Your new does should be months old and try to have a couple experienced kidders in your new herd. Avoid older does that have never kidded, since they may be infertile. Avoid buying pregnant does within 30 days of their due date, or 30 days after kidding, because she and the kids have lowered immunity during that time and should not be relocated.
Ask the following questions, and avoid sellers or breeders who can't answer them thoroughly:. While the does may be cross-bred when you buy them, the bucks should not be. You risk having the kids take after the non-Boer grandparent and lose desirable characteristics.
https://medscope.world/wp-includes/4515-logiciel-espion-pour.php Furthermore, the qualities of your buck will influence your entire herd for generations to come and is an important investment in the future of your farm. All full-blooded Boer goats are registerable. Even a half-blood Boer is registerable if the sire was a full-blood.

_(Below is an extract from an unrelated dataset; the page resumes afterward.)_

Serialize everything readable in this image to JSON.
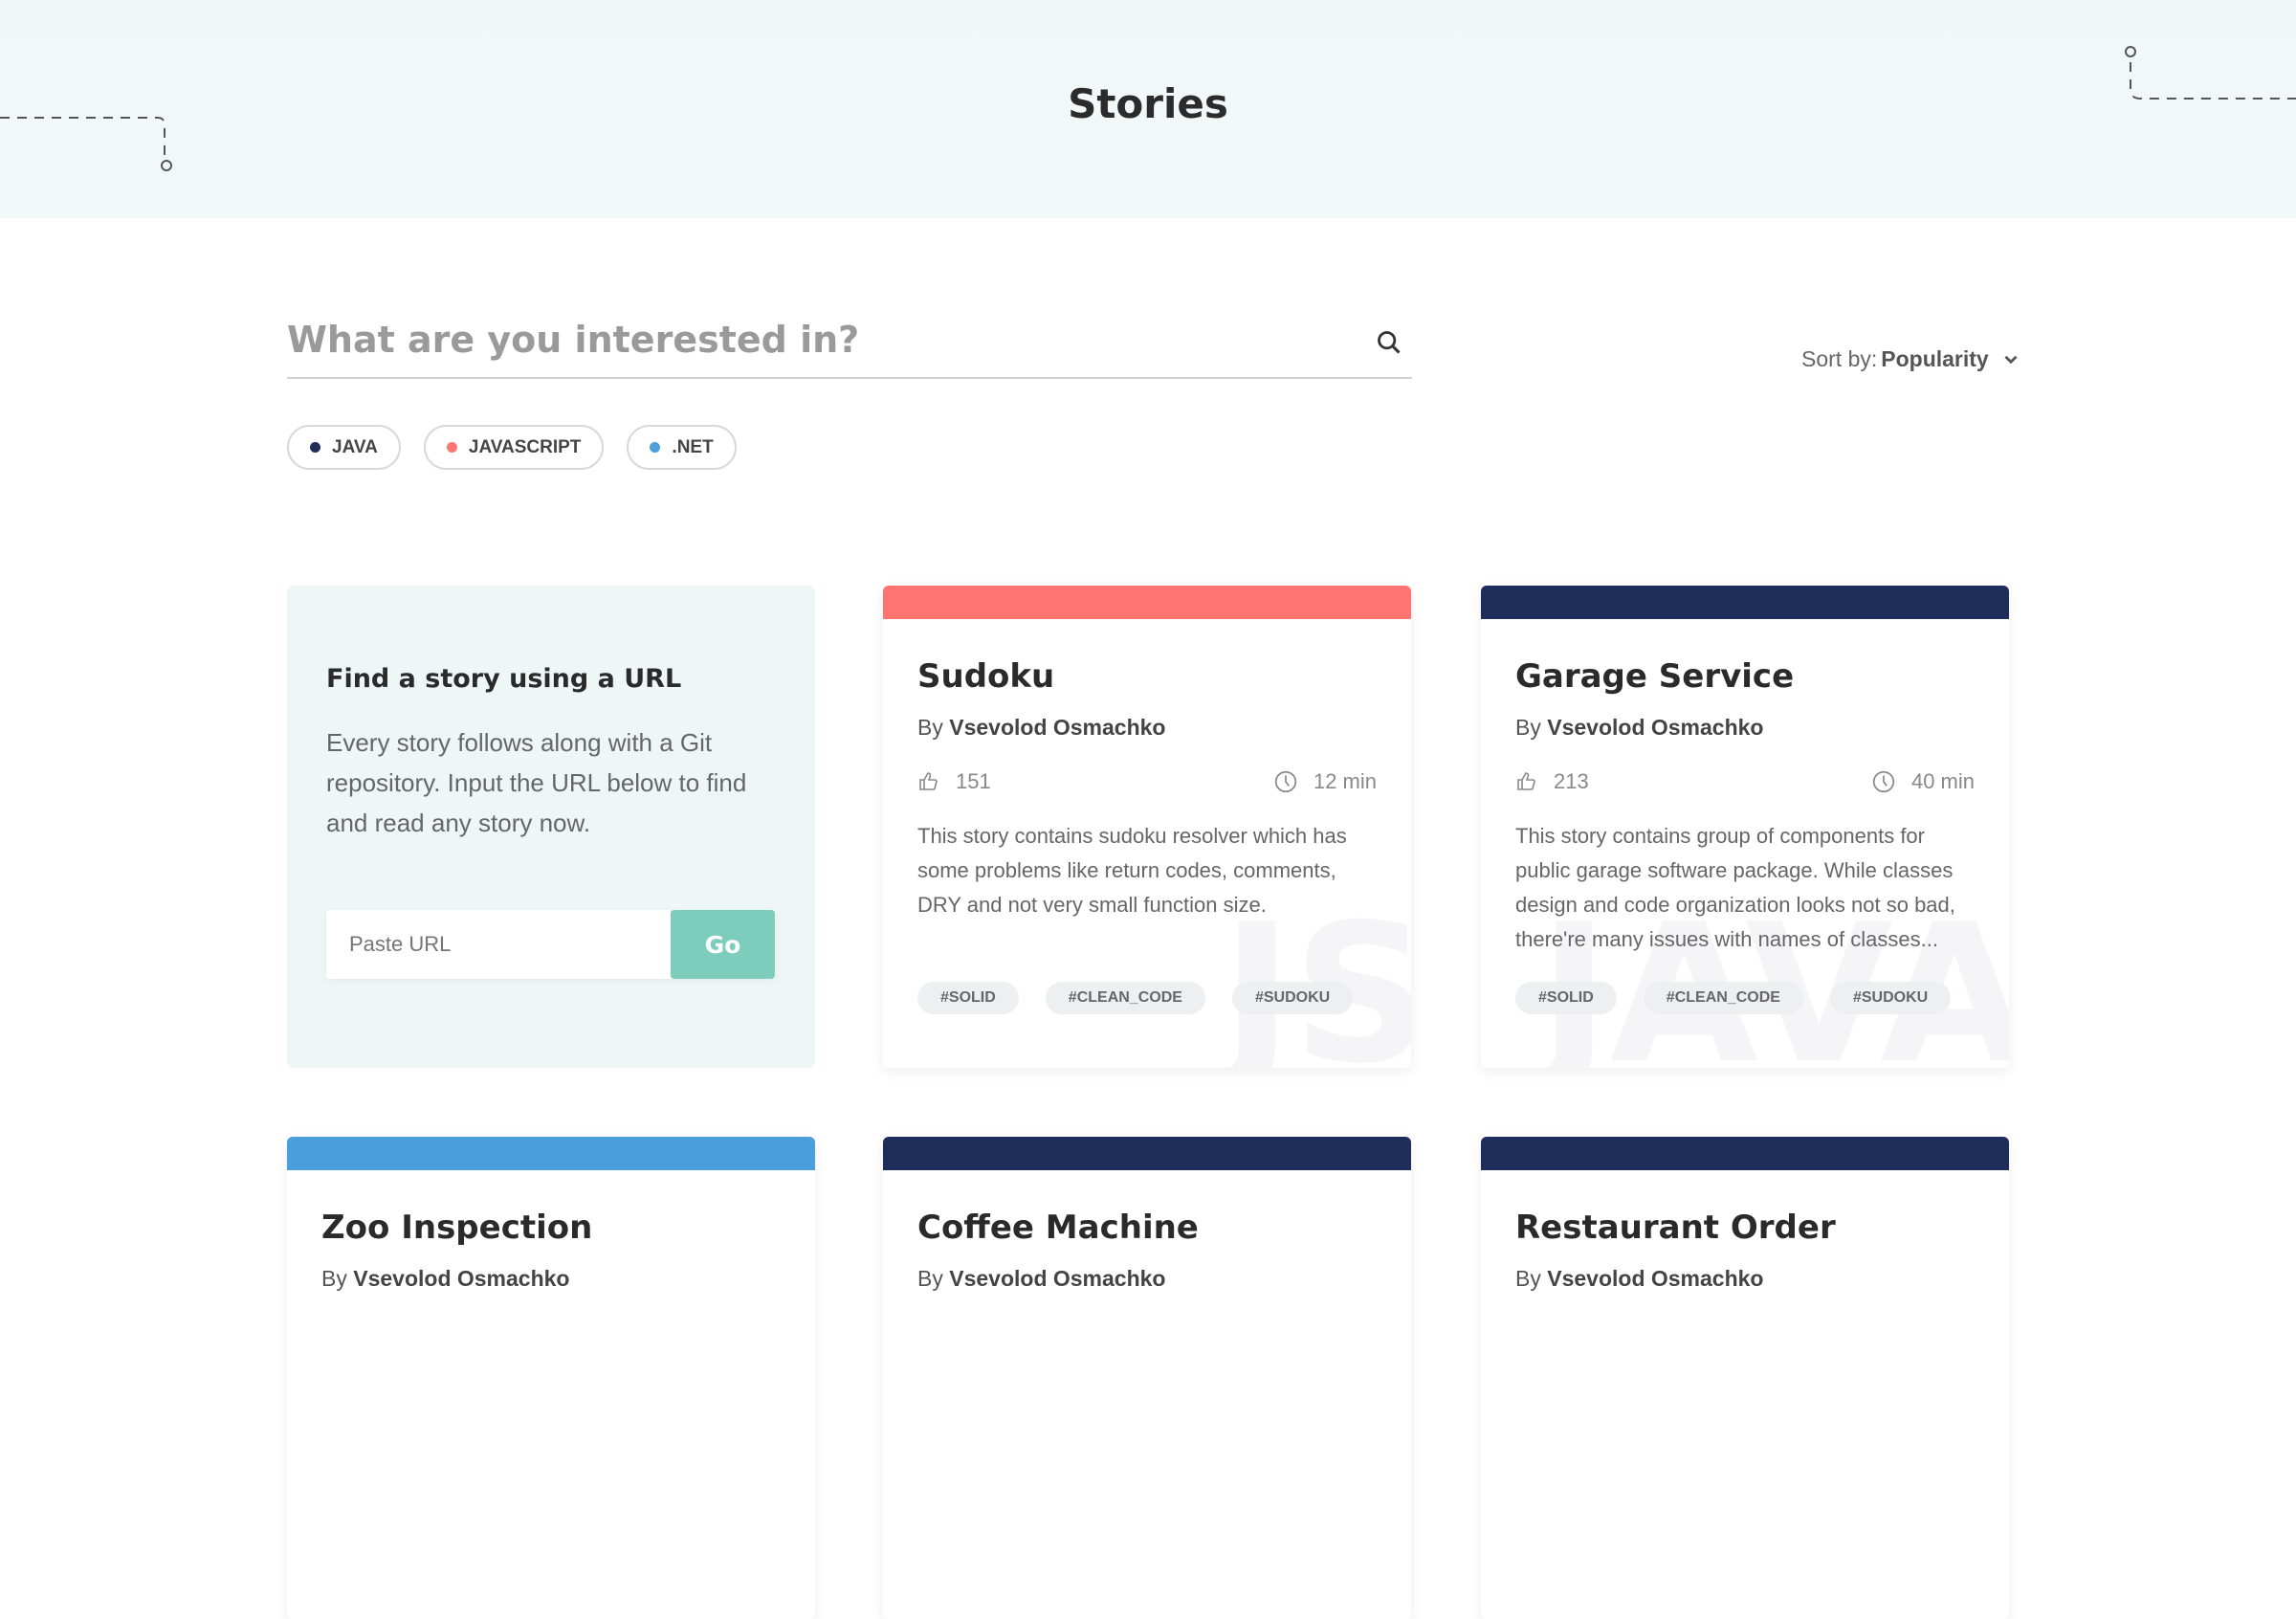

If a breeder can't or won't produce registration papers, that is cause for concern. If the buck is too young to be registered, ask for the registration for his parents. If you are raising Boers for meat, it may not be worth paying extra for prestigious bloodlines.
If you are planning on becoming a breeder, bloodlines are less important. Again, if your Boer buck will be part of a meat farm, coloring is not too great a concern. He should have a broad chest, long loin, and deep muscle. An older, proven buck is a great way to ensure return on your investment.